To minimize variations in fuel mixture richness resulting from variations 
in air intake path restrictions, such as a buildup of dirt in the air 
filter, an internal venting effect into the Venturi is provided which acts 
as a balancing or stabilizing factor minimizing these variations. This 
internal venting of the float bowl into the Venturi region is provided by 
a bifurcated float bowl air vent conduit having three branches, as perhaps 
best seen in FIG. 3. One branch 61 communicates with the carburetor bore 
in the Venturi region 59, while another branch 63 communicates with the 
bore outside the region of the Venturi. Thus, there is the normal Venturi 
induced pressure differential between these two outlets. The third branch 
is a small hole 65 extending from the hole 63 directly downwardly and 
opening into the upper region of the float bowl, as illustrated in FIG. 4. 

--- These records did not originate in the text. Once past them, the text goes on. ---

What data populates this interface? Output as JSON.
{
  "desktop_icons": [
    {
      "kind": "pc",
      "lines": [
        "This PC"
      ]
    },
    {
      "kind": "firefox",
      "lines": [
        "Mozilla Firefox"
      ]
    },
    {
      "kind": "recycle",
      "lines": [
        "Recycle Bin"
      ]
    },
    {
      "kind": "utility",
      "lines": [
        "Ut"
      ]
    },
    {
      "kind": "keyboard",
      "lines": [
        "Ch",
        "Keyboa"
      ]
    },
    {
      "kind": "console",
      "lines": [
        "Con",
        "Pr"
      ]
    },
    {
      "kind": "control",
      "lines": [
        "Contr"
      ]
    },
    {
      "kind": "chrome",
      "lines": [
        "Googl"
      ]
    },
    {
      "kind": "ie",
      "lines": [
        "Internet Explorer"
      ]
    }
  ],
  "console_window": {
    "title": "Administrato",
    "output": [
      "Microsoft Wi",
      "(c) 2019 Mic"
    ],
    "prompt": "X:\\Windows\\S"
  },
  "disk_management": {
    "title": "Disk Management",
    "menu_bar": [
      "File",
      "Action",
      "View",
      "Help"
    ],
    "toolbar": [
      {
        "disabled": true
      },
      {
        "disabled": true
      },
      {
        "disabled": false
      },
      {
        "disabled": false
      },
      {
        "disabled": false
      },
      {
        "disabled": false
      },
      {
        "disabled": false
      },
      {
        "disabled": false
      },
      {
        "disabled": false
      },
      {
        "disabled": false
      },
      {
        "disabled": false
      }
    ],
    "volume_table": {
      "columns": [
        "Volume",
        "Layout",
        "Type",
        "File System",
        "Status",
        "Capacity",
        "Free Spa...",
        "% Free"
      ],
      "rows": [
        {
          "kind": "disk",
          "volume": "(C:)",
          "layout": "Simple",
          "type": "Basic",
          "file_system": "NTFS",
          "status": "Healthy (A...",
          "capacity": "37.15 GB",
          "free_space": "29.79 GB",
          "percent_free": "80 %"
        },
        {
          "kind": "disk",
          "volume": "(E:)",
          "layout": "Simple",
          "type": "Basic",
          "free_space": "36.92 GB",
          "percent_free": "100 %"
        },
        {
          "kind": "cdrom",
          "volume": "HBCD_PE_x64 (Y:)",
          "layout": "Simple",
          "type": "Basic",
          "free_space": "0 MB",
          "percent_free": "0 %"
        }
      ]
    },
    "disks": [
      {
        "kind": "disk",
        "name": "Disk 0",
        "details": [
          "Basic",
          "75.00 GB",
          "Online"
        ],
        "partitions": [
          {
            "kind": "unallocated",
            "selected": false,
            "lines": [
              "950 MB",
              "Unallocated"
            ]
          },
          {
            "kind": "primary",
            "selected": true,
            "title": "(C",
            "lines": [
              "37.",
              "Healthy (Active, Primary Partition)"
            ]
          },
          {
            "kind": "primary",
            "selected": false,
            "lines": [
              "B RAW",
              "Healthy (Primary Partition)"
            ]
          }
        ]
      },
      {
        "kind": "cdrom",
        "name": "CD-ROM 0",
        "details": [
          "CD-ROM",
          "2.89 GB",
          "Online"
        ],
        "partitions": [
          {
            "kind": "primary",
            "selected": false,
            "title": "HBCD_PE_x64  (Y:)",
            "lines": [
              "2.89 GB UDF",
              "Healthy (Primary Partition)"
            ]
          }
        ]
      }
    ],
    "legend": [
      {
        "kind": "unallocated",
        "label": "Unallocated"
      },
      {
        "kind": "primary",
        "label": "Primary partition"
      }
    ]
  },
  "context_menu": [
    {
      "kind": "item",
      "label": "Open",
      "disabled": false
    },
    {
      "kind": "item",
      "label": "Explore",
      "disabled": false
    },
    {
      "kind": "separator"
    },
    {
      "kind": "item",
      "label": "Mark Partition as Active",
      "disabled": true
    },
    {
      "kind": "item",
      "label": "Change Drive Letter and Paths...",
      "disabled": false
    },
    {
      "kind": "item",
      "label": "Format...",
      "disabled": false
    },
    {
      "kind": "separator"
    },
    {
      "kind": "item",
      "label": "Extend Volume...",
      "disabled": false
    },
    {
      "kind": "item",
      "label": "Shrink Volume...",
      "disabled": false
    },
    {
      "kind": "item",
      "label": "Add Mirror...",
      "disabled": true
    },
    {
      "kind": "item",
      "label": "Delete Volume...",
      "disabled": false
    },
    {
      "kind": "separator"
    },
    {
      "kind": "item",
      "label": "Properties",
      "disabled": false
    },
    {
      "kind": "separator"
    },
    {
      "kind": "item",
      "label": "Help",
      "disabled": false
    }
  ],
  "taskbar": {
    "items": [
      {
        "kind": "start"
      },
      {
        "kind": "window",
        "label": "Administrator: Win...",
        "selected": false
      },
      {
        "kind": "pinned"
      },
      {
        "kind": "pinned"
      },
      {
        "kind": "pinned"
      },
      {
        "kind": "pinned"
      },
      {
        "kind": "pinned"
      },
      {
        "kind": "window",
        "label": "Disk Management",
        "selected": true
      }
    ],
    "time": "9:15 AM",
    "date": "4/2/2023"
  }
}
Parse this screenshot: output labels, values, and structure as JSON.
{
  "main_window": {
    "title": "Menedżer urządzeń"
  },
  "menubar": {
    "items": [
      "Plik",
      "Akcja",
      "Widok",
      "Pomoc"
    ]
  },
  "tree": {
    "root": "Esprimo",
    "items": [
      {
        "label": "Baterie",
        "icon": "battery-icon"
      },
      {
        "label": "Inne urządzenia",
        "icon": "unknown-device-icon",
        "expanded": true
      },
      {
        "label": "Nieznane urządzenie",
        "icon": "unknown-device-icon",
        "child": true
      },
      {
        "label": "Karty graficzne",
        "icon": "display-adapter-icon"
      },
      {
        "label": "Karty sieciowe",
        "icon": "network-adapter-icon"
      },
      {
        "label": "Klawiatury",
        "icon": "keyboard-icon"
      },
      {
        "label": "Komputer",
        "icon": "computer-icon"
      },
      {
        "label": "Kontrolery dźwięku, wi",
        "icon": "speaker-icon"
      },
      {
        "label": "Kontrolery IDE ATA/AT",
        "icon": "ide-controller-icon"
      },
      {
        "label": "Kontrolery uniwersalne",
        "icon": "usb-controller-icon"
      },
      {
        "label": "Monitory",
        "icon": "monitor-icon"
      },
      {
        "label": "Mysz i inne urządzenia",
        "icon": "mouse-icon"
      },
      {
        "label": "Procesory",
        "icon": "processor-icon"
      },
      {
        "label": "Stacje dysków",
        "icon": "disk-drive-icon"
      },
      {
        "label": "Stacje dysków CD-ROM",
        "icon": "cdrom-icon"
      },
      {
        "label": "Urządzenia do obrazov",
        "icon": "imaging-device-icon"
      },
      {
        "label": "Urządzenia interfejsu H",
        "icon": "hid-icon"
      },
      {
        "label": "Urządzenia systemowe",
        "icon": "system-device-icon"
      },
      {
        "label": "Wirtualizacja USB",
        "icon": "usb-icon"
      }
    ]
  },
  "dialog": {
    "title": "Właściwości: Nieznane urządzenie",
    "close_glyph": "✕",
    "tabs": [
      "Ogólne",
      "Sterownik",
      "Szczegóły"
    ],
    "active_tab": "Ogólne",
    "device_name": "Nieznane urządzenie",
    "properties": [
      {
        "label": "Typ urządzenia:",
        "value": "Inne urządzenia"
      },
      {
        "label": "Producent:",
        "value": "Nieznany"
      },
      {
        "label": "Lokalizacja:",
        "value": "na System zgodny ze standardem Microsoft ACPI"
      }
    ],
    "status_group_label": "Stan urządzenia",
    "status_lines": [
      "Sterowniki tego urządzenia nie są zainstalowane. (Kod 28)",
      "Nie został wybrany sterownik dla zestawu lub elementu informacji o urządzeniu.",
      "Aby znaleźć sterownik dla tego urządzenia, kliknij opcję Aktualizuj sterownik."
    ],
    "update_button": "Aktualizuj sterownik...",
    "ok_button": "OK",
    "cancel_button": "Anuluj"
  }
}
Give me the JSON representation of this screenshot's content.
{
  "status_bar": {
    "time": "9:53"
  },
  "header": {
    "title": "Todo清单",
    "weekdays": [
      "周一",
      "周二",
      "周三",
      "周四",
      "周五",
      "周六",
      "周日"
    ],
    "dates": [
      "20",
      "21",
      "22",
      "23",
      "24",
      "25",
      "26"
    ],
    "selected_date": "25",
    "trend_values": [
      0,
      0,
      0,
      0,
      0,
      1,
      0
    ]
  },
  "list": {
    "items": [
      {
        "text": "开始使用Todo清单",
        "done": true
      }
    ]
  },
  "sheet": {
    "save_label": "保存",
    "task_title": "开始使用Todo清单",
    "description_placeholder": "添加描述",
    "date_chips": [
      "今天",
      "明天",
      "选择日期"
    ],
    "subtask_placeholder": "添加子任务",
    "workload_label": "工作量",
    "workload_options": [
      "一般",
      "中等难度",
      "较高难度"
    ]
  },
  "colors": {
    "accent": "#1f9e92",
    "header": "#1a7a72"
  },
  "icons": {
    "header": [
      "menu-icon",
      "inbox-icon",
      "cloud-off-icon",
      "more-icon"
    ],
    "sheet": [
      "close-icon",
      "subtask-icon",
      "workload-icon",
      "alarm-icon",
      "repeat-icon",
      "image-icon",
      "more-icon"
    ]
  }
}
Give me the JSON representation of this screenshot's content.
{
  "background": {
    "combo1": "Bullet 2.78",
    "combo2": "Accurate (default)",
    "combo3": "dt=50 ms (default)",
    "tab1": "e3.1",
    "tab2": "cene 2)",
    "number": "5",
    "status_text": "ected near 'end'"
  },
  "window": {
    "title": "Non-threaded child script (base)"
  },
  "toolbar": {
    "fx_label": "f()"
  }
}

This air vent conduit then is seen to comprise three generally cylindrical 
holes formed in the body portion of the carburetor with hole 63 being the 
first and larger of the holes and being formed as a blind hole opening 
into the carburetor bore 57 outside the Venturi region. The hole 61 is the 
second and next largest of these cylindrical holes and also constitutes a 
blind hole extending transverse to and intersecting the first hole 63 
while opening into the Venturi region 59 of the bore. In practice, hole 61 
is drilled into the carburetor body portion and then plugged by ball 67 so 
as to form a blind hole. Hole 65 which opens into the carburetor float 
bowl is the smallest of the three holes and extends from an upper surface 
of the fuel supply chamber so as to intersect the first hole 63. 
In order that actuation of the primer bulb 47 will force a priming charge 
of fuel into the carburetor bore, hole 65 must be relatively small, and by 
way of illustration this hole was in one embodiment of the present 
invention about 24/1000ths of an inch in diameter. The fuel metering 
aperture in annular member 23 was about the same size as the opening of 
the air vent conduit 65 into the fuel supply chamber while the diameter of 
the Venturi region conduit opening was half again the diameter of the 
float bowl opening, and the diameter of the bore opening 63 was on the 
order of four times the diameter of the float bowl opening. With these 
dimensions, adequate priming and minimum mixture richness variations were 
obtained. 
A preferred embodiment of the invention as above described was otherwise 
constructed and functions much the same as the carburetor described in the 
aforementioned U.S. Pat. Nos. 3,780,996 and 4,203,405 to which reference 
may be had for additional conventional details of the carburetor. 
From the foregoing it is now apparent that a novel process for supplying a 
priming charge of fuel to an internal combustion engine as well as a novel 
arrangement for venting the float bowl so as to minimize mixture richness 
variations has been disclosed meeting the objects and advantageous 
features set out hereinbefore as well as others and that modifications as 
to the precise configurations, shapes and details may be made by those 
having ordinary skill in the art without departing from the spirit of the 
invention or the scope thereof as set out by the claims which follow.